Se calhar é algo a dizer-me que esse caminho que tento trilhar não é um caminho que seja para mim. É óbvio que somente eu posso lutar e esforçar-me para desbravar esse caminho, mas ultimamente a frustração tem levado a sua avante e tenho andado à luta com uma tela que teima em querer ficar em branco...literalmente!



segunda-feira, 23 de Junho de 2014

Schopenhauer e a vida | filme Chinese Puzzle | For 12 dos Other Lives

Em jeito de partilha num blog de um amigo, tomei conhecimento do filme "Quebra Cabeças Chinês" ou "Chinese Puzzle" que é a continuação de uma história iniciada com o filme "Residência Espanhola" e continuada em "Bonecas Russas". Como já me tinha sido dito que o filme era bom e valia a pena ser visto, já sabia que não iria ser tempo perdido e não foi. É um filme que se recomenda a quem tenha visto os outros 2 filmes ou não, pois sério e divertido ao mesmo tempo, descrevendo, analisando e brincando com aquilo que é a vida, dando-nos ao mesmo tempo uma imagem de Nova Iorque mais realista (ou pelo menos diferente) do que aquela que se vê na maioria dos filmes onde o essencial se resume à espectacularidade do Times Square.

Para além querer deixar aqui essa referência ao filme, outro dos motivos que me levou a querer deixar aqui este post, foi uma engraçada analogia que aparece no filme relativamente à vida, sendo essa uma analogia da autoria de Schopenhauer:

"A vida pode ser comparada a um bordado que no começo da vida vemos pelo lado direito e, no final, pelo avesso.

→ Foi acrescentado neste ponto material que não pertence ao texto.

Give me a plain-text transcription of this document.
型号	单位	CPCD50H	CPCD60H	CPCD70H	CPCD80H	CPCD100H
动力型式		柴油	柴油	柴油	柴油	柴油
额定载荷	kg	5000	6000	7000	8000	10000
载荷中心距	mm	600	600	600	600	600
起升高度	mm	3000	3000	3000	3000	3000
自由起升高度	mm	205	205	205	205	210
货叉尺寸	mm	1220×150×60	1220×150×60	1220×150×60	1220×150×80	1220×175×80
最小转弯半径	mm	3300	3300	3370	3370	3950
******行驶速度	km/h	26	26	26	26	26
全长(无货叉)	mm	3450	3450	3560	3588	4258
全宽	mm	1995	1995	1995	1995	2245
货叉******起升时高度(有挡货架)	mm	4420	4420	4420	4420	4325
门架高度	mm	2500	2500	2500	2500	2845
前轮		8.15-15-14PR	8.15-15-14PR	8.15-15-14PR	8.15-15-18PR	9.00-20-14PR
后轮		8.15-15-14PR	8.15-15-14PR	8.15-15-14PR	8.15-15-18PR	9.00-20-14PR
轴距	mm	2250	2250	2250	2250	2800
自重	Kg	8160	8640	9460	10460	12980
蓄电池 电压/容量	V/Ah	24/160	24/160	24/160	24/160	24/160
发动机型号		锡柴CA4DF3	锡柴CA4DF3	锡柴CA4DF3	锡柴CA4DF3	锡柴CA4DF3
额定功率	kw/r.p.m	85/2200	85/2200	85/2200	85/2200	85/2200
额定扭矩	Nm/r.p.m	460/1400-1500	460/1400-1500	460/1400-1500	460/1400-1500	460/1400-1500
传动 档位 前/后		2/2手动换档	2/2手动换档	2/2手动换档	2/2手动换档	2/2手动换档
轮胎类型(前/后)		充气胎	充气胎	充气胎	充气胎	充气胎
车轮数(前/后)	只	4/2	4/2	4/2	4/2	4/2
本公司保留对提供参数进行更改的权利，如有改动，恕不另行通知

O avesso não é tão bonito, mas é mais esclarecedor, pois deixa ver como são dados os pontos". 



(imagens do filme)
Outro aspecto curioso, e digo curioso porque é daquelas pequenas surpresas ou coincidências que surgem do nada, foi o facto de há dias atrás ter dado com a música "For 12" da banda Other Lives e de repente no filme começam a surgir uns acordes iniciais que me estavam a soar familiares e é então que começa a dar aquela música! (pena que no filme tenha-se ouvido apenas uns breves segundos da música em questão)



sábado, 31 de Maio de 2014

Noah Gordon - O Físico (ou o Médico)


Físico era supostamente o nome que davam antes (nesse caso no século 11) àqueles que hoje conhecemos como médicos. Este livro de Noah Gordon, para além de nos dar uma lição sobre o judaísmo, faz-nos ver como era complicado o campo da medicina naquele tempo. É quase impossível não fazer a comparação entre o antes e o agora e chegarmos à conclusão que aquilo que hoje em dia já são capazes de fazer, representa uma diferença abismal comparativamente com a medicina daquele tempo. Mas como tudo na vida, trata-se da evolução, e felizmente o Homem soube (e espero que saiba ainda mais no futuro) dar primazia às coisas que possam contribuir para a capacidade de viver e persistência da humanidade, não desperdiçando assim a sua existência com a investigação de coisas que só contribuem para o oposto disso como é o caso da pobreza, a fome, a guerra, a morte, etc.
Mas voltando ao tópico deste post, que tem como objectivo relembrar este livro de Noah Gordon que tive o prazer de ler há já algum tempo. Infelizmente nunca consegui encontrar mais nenhum dos outros 2 livros que dão continuidade ao primeiro, formando assim uma trilogia. 
Quem gostou do livro irá certamente gostar do filme que foi feito recentemente acerca do mesmo. Antes de ver o filme já suspeitava que iria ser difícil conseguirem transportar para o filme tudo o que o livro oferece, contudo posso dizer que o filme não deixa de ser bom (quer tenham lido o livro ou não) e consegue, dentro do possível, transmitir a essência do livro. Será que vai haver as sequelas? Não me parece, mas era bom que houvesse.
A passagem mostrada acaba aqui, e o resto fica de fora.